Özellikle 11 Eylül saldırıları sonrasında giderek şiddetlenen bu coğrafyadaki çatışmalar “Arap Baharı” olarak isimlendirdikleri süreç sonrasında daha da artmaya başladı.

Osmanlı bakiyesi bu topraklarda küresel güçlerin enerjiyi daha rahat bir şekilde sömürebilmesi için kaos ortamı hazırlayarak müdahil olması bu bölgede suların sürekli kaynamasına neden oluyor.

Türkiye de bu coğrafyadaki tüm bu kaos ortamından elbette ki etkileniyor. Hatta bölgede barış ve huzurun tesis edilmesi için mücadele ettiği için de türlü iftiralara ve saldırılara maruz kalıyor.

2013 yılı mayıs ayında faizin %3,5 seviyesine kadar düştüğü, enflasyon oranının %6,51 olduğu, IMF’ye olan borcunun son taksitini ödemesinin hemen ardından başlayan Gezi olayları ve devamında gelen 17/25 Aralık yargı darbe girişimi, hendek-barikat-canlı bomba terörü, 15 Temmuz hain darbe girişimi, kur manipülasyonları ve ekonomik yaptırımlar ile Türkiye belli bir hizaya sokulmak istendi.
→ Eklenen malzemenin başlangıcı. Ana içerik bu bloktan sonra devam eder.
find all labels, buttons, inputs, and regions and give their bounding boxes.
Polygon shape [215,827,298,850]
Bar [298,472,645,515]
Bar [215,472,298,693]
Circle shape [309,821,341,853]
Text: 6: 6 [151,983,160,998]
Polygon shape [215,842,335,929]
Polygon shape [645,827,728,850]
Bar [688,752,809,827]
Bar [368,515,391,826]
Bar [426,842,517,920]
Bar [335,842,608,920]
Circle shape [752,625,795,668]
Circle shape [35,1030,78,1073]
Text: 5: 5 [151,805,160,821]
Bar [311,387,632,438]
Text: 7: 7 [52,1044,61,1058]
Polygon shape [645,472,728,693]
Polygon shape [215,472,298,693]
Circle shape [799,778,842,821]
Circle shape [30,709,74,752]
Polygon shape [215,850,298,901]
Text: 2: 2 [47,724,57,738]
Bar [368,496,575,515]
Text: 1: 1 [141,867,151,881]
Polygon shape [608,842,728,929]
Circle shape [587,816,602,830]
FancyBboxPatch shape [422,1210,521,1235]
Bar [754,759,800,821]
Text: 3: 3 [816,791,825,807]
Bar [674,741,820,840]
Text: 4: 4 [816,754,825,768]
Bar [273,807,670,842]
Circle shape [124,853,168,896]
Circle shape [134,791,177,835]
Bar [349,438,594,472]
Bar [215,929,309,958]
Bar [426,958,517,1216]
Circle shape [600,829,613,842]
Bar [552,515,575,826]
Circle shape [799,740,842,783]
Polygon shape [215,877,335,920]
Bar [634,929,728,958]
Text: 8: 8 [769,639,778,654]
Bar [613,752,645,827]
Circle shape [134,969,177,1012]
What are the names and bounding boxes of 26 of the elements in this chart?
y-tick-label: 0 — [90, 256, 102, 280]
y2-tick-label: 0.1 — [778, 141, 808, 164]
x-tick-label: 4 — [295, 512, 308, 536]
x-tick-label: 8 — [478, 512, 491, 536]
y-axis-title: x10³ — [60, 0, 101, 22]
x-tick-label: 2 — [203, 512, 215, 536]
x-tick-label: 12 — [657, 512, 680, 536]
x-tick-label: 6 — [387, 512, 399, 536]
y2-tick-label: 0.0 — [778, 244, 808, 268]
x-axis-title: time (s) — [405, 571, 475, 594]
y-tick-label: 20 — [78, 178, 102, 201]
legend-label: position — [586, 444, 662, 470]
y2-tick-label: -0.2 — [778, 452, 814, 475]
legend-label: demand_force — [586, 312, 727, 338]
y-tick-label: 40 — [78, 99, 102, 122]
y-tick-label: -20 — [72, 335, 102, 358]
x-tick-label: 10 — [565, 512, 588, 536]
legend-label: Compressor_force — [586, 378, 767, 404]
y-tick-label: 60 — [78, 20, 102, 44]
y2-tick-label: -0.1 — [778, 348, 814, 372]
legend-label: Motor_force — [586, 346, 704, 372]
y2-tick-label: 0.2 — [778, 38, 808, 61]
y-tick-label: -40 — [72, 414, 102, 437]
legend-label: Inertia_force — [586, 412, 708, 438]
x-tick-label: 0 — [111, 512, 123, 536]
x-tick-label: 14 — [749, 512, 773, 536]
Buna karşılık Türkiye yerli sanayisini geliştirmek için destekler vermeye başladı. Nitekim 2018 kur saldırısının 2018 Mayıs ayında açıklanan 135 milyar TL’lik teşvik paketinin ardından gerçekleşmesi aslında hiç de tesadüf değil. Türkiye’nin savunma sanayiinde yakaladığı yerlileşme ve millileşme başarısını diğer sektörlere de yayma çabası, Türkiye’nin diğer ülkelere bağımlılığını azaltmasının yanında onların ihracat pazarından da pay almaya başlayacak olması, Türkiye’yi hedef haline getirdi.

Türkiye bunlarla da yetinmeyip denizlerde kendi imkânlarıyla doğalgaz aramaya başlaması ve bugün itibariyle 405 milyar metreküplük bir doğalgaz rezervi bulması, Türkiye’nin gerek bölgesinde, gerekse küresel çapta önemli bir güç haline gelmesine büyük destek sağlayacaktır. Tabi bu durum Türkiye’nin eskiyen küresel güçler tarafından hedef tahtasına konulmayacağı anlamına gelmiyor.

Cari açığını azaltan Türkiye döviz ihtiyacını azalttıkça daha istikrarlı bir hale gelecek, son yıllarda içine düştüğü orta gelir tuzağından kurtulmasına büyük destek olacaktır.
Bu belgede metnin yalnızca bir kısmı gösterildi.